Mocne słowa ministra o działaniach PZPN

- Apeluję do władz w PZPN, żeby wreszcie dostrzegli, że kobiety mają prawo same decydować - mówił Sławomir Nitras.


W czwartkowy poranek Sławomir Nitras, Minister Sportu i Turystyki w rządzie Donalda Tuska gościł w Koninie. Najpierw spotkał się z działaczami futbolu kobiecego, a następnie podczas konferencji prasowej przedstawił rządowy „Program wsparcia Akademii Piłkarskich działających przy klubach Ekstraligi i I ligi kobiet” dzięki, któremu w tym roku kluby dwóch najwyższych klas rozgrywkowy piłki kobiece w Polsce otrzymają łącznie 6 milionów złotych. W przypadku sukcesu programu dedykowanego wsparciu młodzieży zakłada się, że w kolejnych latach budżet projektu ma cyklicznie wzrastać.

Minister Sportu na konferencji prasowej nie szczędził gorzkich słów wobec działań Polskiego Związku Piłki Nożnej w zakresie piłki kobiecej. - Z tego miejsca, ze stadionu, na którym trenują piłkarki Medyka Konin apeluję do władz w PZPN, żeby wreszcie dostrzegli, że kobiety mają prawo same decydować o swoich funduszach, o tym jak wyglądają rozgrywki, jak powinien wyglądać system szkolenia, infrastruktura, itd. Pod tym względem PZPN jest bardzo mocno zacofany - mówił Nitras.

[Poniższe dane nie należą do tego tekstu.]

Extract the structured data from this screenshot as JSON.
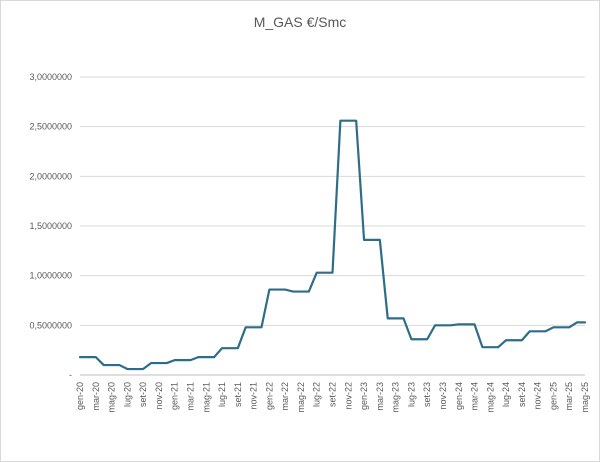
{
  "chart_data": {
    "type": "line",
    "title": "M_GAS €/Smc",
    "xlabel": "",
    "ylabel": "",
    "ylim": [
      0,
      3
    ],
    "yticks": [
      0,
      0.5,
      1,
      1.5,
      2,
      2.5,
      3
    ],
    "ytick_labels": [
      "-",
      "0,5000000",
      "1,0000000",
      "1,5000000",
      "2,0000000",
      "2,5000000",
      "3,0000000"
    ],
    "grid": "horizontal",
    "legend": "none",
    "line_color": "#2e6d8a",
    "x_tick_labels": [
      "gen-20",
      "mar-20",
      "mag-20",
      "lug-20",
      "set-20",
      "nov-20",
      "gen-21",
      "mar-21",
      "mag-21",
      "lug-21",
      "set-21",
      "nov-21",
      "gen-22",
      "mar-22",
      "mag-22",
      "lug-22",
      "set-22",
      "nov-22",
      "gen-23",
      "mar-23",
      "mag-23",
      "lug-23",
      "set-23",
      "nov-23",
      "gen-24",
      "mar-24",
      "mag-24",
      "lug-24",
      "set-24",
      "nov-24",
      "gen-25",
      "mar-25",
      "mag-25"
    ],
    "series": [
      {
        "name": "",
        "values": [
          0.18,
          0.18,
          0.18,
          0.1,
          0.1,
          0.1,
          0.06,
          0.06,
          0.06,
          0.12,
          0.12,
          0.12,
          0.15,
          0.15,
          0.15,
          0.18,
          0.18,
          0.18,
          0.27,
          0.27,
          0.27,
          0.48,
          0.48,
          0.48,
          0.86,
          0.86,
          0.86,
          0.84,
          0.84,
          0.84,
          1.03,
          1.03,
          1.03,
          2.56,
          2.56,
          2.56,
          1.36,
          1.36,
          1.36,
          0.57,
          0.57,
          0.57,
          0.36,
          0.36,
          0.36,
          0.5,
          0.5,
          0.5,
          0.51,
          0.51,
          0.51,
          0.28,
          0.28,
          0.28,
          0.35,
          0.35,
          0.35,
          0.44,
          0.44,
          0.44,
          0.48,
          0.48,
          0.48,
          0.53,
          0.53
        ]
      }
    ]
  }
}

- Obecnie o piłce kobiecej decydują działacze na co dzień zajmujący się piłką męską. Na różnych poziomach władz PZPN są mężczyźni, którzy w ramach jakiś negocjacji, czy porozumień powyborczych dostają jakąś funkcję i odpowiadają za piłkę kobiecą. To nie jest właściwy kierunek rozwoju - ocenił minister dodając jednocześnie, że w piłce kobiecej jest miejsce nie tylko dla kobiet, lecz także mężczyzn oddanych kobiecemu futbolowi zarówno jako trenerzy, jak i działacze. Minister wspominał także o swojej inicjatywie wprowadzenia parytetów do zarządów związków sportowych.

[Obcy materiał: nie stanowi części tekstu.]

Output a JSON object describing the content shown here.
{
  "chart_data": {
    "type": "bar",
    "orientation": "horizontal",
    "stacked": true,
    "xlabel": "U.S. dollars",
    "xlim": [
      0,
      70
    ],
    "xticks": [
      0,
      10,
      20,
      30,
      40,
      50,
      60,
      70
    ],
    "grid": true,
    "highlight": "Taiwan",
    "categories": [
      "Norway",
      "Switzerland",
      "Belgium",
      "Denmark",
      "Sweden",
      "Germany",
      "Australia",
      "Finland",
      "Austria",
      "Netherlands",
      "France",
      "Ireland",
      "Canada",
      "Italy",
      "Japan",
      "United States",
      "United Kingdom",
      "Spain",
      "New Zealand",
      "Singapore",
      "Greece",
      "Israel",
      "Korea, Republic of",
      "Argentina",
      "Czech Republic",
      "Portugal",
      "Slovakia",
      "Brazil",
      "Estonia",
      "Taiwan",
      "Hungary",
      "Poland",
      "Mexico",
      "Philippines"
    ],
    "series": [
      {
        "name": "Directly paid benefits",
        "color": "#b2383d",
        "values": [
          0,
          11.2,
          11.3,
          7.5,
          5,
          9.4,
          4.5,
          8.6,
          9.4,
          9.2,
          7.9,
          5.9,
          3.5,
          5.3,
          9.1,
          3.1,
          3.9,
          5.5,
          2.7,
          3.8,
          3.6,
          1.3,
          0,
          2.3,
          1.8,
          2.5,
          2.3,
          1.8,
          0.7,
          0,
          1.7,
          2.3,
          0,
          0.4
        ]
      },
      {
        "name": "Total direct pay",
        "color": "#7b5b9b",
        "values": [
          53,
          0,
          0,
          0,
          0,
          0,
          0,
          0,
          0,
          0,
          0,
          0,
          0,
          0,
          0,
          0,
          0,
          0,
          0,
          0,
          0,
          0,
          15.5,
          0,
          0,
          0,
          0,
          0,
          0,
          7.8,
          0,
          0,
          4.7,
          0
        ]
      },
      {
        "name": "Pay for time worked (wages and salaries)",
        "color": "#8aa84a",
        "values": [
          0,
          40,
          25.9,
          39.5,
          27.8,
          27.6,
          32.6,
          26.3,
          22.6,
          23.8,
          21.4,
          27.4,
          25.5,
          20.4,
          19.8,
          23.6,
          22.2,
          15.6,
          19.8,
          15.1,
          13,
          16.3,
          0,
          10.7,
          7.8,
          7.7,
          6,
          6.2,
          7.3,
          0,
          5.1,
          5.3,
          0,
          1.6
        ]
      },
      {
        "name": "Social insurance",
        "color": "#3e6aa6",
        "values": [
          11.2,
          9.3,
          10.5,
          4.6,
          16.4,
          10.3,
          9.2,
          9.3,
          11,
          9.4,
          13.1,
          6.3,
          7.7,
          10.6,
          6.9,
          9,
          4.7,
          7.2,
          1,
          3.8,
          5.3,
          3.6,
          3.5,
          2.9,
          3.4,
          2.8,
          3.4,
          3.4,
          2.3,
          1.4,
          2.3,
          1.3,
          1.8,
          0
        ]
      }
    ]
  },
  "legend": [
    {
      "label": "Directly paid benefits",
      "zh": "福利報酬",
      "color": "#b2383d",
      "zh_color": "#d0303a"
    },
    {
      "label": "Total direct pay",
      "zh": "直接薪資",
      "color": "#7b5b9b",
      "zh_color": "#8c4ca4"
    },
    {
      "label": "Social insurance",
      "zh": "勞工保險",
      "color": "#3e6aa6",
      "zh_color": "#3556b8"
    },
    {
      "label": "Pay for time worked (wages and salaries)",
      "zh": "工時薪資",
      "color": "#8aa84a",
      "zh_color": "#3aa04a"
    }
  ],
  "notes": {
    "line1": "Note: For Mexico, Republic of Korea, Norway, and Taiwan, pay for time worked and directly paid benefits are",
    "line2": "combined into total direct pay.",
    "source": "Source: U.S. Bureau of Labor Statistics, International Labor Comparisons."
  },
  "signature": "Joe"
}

Przed konferencją prasową minister gościł w siedzibie Medyka Konin gdzie spotkał się z prezydium Federacji Klubów Piłkarstwa Kobiecego, którą reprezentowali włodarze Medyka Konin, Górnika Łęczna i Pogoni Szczecin. Federacja powstała w zeszłym roku jako skutek niewystarczających, a w niektórych aspektach wręcz negatywnych działań PZPN. - Nie dziwie się klubom, które stowarzyszyły się w federację. Próbują stanowić zorganizowane środowisko, które wywalczy należne im prawa w Polskim Związku Piłki Nożnej - skwitował minister.

- Jestem głęboko przekonany, że dzięki programowi najbliższe lata przyniosą na tyle dynamiczny rozwój piłki kobiecej, że w perspektywie 7-10 lat nie będziemy patrzeć w Polsce na piłkę kobiecą, jak na dodatek do piłki nożnej męskiej, tylko jak na samodzielny silny podmiot i pod tym względem zbliżymy się do najpoważniejszych europejskich krajów, jak Niemcy Francja, czy kraje skandynawskie - usłyszeliśmy od Ministra Sportu i Turystyki.